但し、これまでの時代との違いとして、「京都大賞典→天皇賞(秋)→ジャパンC→有馬記念」だけでなく、ローテーションが多様化したことが挙げられます。クラシックディスタンスが得意な馬は中2週の天皇賞を避けたり、天皇賞を目指す馬は毎日王冠を叩いたりぶっつけだったり、京都大賞典の次走がジャパンCと香港ヴァーズで分かれたりと様々です。
レース間隔が空いて、出走するレース数が単純に減った結果、かつてなら京都大賞典に出走していそうな陣営も前哨戦を使うのを省略することが珍しくなくなってきています。そうした意味で、安閑とはしていていられないのかも知れません。
令和時代:8歳馬マカヒキの復活劇
2020年はグローリーヴェイズが香港ヴァーズ以来の優勝を果たし、その時の2着は菊花賞馬【キセキ】でした。翌年には、そのキセキを交えて非常に熱い戦いの舞台ともなりました。
アリストテレス、マカヒキ、キセキと久々の優勝を目指した馬たちの三つ巴の直線。最後に制したのは年長8歳の日本ダービー馬【マカヒキ】でした。
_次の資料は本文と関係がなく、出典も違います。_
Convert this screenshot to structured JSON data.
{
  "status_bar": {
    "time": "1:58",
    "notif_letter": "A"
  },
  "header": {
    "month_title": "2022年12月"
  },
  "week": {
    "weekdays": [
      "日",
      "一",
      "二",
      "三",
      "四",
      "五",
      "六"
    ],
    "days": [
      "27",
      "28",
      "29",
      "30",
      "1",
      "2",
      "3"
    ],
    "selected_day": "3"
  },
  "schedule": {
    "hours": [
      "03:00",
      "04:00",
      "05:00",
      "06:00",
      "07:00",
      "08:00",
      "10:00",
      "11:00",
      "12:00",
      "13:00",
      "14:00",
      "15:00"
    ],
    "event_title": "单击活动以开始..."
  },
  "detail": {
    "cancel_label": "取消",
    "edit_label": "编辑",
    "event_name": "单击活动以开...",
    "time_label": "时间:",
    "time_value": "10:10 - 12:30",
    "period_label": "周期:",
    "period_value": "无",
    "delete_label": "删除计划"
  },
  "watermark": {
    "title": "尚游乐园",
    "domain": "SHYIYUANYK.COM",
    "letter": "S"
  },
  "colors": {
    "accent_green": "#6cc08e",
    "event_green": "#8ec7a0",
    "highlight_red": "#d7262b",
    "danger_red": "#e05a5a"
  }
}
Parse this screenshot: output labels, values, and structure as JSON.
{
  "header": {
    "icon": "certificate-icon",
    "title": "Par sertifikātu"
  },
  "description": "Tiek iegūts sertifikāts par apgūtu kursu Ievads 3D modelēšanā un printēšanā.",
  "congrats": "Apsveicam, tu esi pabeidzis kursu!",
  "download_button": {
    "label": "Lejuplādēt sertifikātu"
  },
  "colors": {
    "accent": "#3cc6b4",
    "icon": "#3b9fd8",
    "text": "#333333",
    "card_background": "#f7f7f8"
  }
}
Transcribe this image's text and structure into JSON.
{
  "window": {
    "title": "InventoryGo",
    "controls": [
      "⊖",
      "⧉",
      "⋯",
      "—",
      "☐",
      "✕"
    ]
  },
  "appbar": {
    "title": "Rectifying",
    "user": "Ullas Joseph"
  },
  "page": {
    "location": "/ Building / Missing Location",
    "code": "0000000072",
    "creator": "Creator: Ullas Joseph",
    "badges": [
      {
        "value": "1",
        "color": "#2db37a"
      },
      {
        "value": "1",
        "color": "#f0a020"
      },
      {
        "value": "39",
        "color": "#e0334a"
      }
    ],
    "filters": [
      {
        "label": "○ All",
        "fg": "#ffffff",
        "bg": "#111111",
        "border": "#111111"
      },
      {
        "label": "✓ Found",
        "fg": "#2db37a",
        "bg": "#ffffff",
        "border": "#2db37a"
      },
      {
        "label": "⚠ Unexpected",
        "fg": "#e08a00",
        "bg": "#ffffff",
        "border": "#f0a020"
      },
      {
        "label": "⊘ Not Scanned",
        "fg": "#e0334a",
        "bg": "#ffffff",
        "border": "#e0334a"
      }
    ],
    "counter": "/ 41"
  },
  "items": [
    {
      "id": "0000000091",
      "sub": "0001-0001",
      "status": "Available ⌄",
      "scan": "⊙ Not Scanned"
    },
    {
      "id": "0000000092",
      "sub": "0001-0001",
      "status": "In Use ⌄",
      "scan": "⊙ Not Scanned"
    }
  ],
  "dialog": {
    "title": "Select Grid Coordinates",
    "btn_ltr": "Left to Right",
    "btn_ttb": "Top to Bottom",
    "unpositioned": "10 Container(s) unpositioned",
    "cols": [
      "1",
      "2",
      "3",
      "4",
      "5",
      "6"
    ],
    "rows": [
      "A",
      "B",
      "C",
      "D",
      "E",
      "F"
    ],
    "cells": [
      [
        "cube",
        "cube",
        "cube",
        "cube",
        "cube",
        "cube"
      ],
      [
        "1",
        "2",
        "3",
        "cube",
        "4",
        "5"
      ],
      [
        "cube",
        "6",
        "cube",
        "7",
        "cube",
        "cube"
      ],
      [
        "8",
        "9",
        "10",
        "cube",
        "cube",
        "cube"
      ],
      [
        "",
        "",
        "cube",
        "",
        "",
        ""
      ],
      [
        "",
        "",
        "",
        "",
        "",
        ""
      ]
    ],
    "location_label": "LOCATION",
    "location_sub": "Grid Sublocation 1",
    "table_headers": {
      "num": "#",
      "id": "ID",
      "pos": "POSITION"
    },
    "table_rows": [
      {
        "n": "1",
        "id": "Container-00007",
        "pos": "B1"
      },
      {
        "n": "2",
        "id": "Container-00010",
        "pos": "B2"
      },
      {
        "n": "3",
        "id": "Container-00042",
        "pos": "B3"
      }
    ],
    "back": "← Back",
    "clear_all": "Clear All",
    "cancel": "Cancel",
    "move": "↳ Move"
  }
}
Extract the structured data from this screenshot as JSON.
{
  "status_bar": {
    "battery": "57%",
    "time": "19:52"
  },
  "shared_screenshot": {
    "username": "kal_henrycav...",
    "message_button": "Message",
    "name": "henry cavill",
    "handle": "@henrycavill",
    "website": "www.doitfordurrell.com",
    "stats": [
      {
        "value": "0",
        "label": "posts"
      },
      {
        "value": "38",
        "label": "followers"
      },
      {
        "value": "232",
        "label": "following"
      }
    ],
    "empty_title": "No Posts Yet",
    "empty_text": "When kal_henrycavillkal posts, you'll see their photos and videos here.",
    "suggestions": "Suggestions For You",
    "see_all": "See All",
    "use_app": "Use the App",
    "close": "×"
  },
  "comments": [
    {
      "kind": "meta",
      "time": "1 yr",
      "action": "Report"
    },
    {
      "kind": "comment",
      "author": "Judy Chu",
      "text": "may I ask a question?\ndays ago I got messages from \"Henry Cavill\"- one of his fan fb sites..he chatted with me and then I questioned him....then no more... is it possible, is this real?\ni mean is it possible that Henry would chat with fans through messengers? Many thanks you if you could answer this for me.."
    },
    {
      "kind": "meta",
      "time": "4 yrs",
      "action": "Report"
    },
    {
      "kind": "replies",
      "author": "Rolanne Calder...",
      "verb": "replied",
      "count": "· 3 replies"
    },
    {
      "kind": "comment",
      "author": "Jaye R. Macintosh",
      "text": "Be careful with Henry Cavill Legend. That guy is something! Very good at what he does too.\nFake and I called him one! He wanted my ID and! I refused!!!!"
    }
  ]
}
G1で結果が出にくくなり9番人気に甘んじていましたが、最後は1番人気で4歳年下の【アリストテレス】をハナ差退け、実に「ニエル賞」以来5年ぶりの優勝を果たす劇的な結果となったのです。
年 | レースR | 勝ち馬 |
---|---|---|
2016 | 118.75 | キタサンブラック |
2017 | 116.50 | スマートレイアー |
2018 | 115.75 | サトノダイヤモンド |
2019 | 110.75 | ドレッドノータス |
2020 | 115.50 | グローリーヴェイズ |
2021 | 113.50 | マカヒキ |
2022 |
ここ6年のレースレーティングを上にお示ししましたが、広い視点でみれば「G2の目安:110ポンド」は当然のごとく超え続け、「G1の目安:115ポンド」ですら過半の年で超えてはいます。
1998年にエルコンドルパサーが勝った「毎日王冠」の週に、セイウンスカイが勝った「京都大賞典」が行われた時が10月開幕週のある種のピークだったのかも知れませんが、どちらも一応は「スーパーG2」という括りで今も語られています。
もちろん年によっては上にみたようにG1級のハイレベルになることもあるのですが、ここ数年のトレンドとしてややレーティングも下落傾向にあることは気がかりです。
歴史と伝統の秋競馬の本格スタートを西に告げるG2「京都大賞典」は、久々優勝や人気馬敗戦も含めて様々なドラマを生んできました。今年は果たして、どういった結果が待ち受け、それがその後のG1戦線に繋がっていくのでしょうか。今から楽しみです。